Goodwill Determination and Accounting
Goodwill can be defined as reputation, brand and commercial secrets of the enterprise. Goodwill is an intangible asset which can also be defined as the difference between the purchase price and the net assets of the acquired enterprise. Goodwill calculation is mainly conducted when amalgamation or acquisition take place. Goodwill is important in a business as it is a reputation created by the organisation in the industry as well as among the customers.
Preparation of pre and post merger financial statements
Enterprises in merger analyse the financial position of both the entities before and after merger. Financial statements are prepared pre and post merger to evaluate the performance of the entities and to find out any synergy benefit gained by the merged entity. The pre and post merger financial statements are prepared in order to record the merger transactions as well as any benefit achieved by the merged enterprise.

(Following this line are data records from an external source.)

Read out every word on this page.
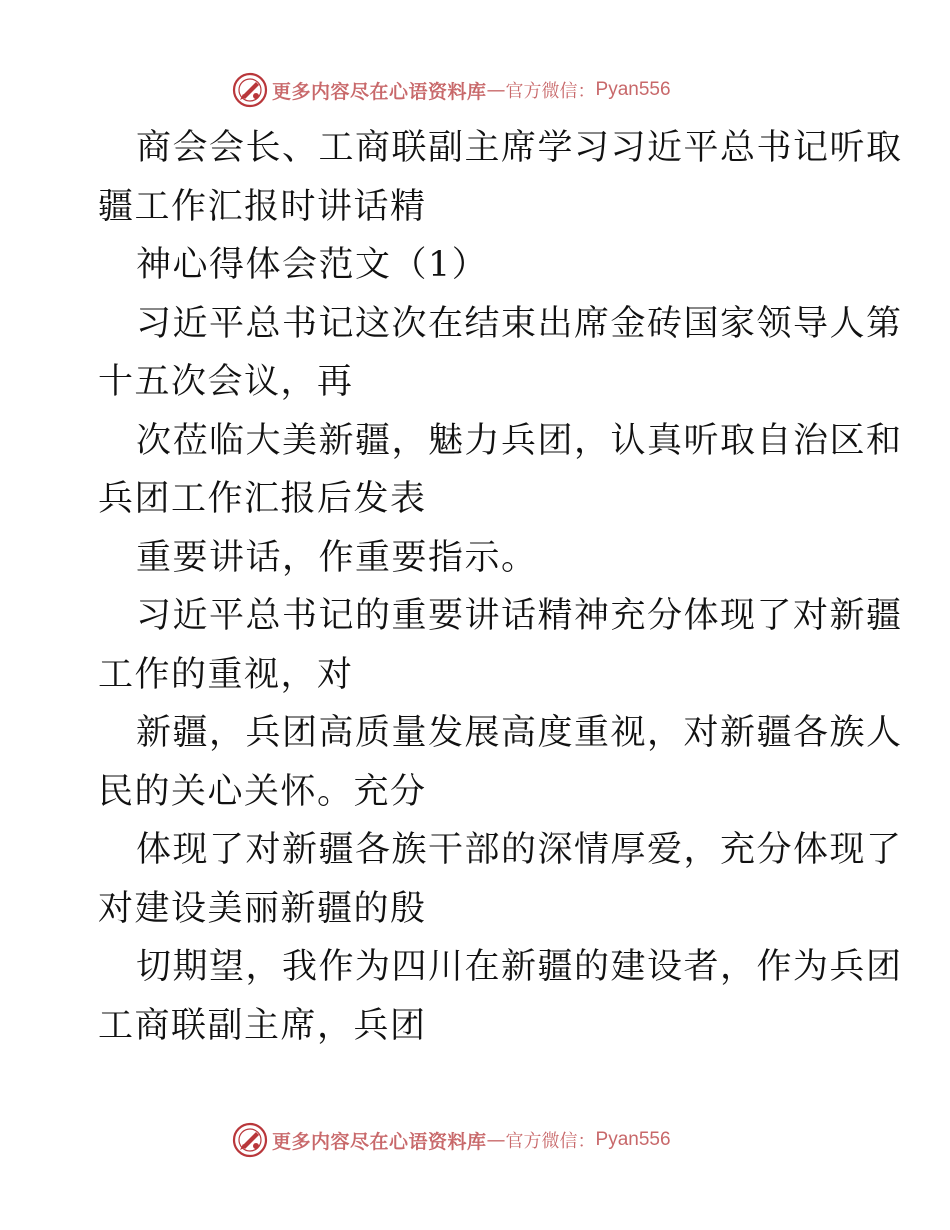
更多内容尽在心语资料库 — 官方微信： Pyan556
商会会长、工商联副主席学习习近平总书记听取
疆工作汇报时讲话精
神心得体会范文（1）
习近平总书记这次在结束出席金砖国家领导人第
十五次会议，再
次莅临大美新疆，魅力兵团，认真听取自治区和
兵团工作汇报后发表
重要讲话，作重要指示。
习近平总书记的重要讲话精神充分体现了对新疆
工作的重视，对
新疆，兵团高质量发展高度重视，对新疆各族人
民的关心关怀。充分
体现了对新疆各族干部的深情厚爱，充分体现了
对建设美丽新疆的殷
切期望，我作为四川在新疆的建设者，作为兵团
工商联副主席，兵团
更多内容尽在心语资料库 — 官方微信： Pyan556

Accounting standards are the guidelines, procedures and set of standards which are to be followed by the enterprises while preparing the financial statements. Accounting standards are applicable to governmental as well as non-governmental enterprises. Accounting standards are the general guidelines which every enterprise needs to follow in order to ensure transparency and comparison among different enterprises. It is helpful for comparison of the financial performance of different enterprises as the basis of preparation of financial statements is same.
International Financial Reporting Standards are the basis and common standards for preparation of financial statements so that financial statements are understandable and comparable internationally. They are international accounting standards. IFRS are important as they efficient formulation of national accounting standards and facilitates comparison among companies. IFRS are useful for companies that have dealings in many overseas countries.
Australian Accounting Standards
Australian accounting standards the accounting standards of Australia which the Australian entities are required to follow. Australian Accounting Standards are developed and maintained by the Australian Accounting Standard Board. It is applicable to public as well as private enterprises. Same as AS and IFRS, AAS are also followed for the purpose of maintaining comparability and understandability of the financial statements of different enterprises.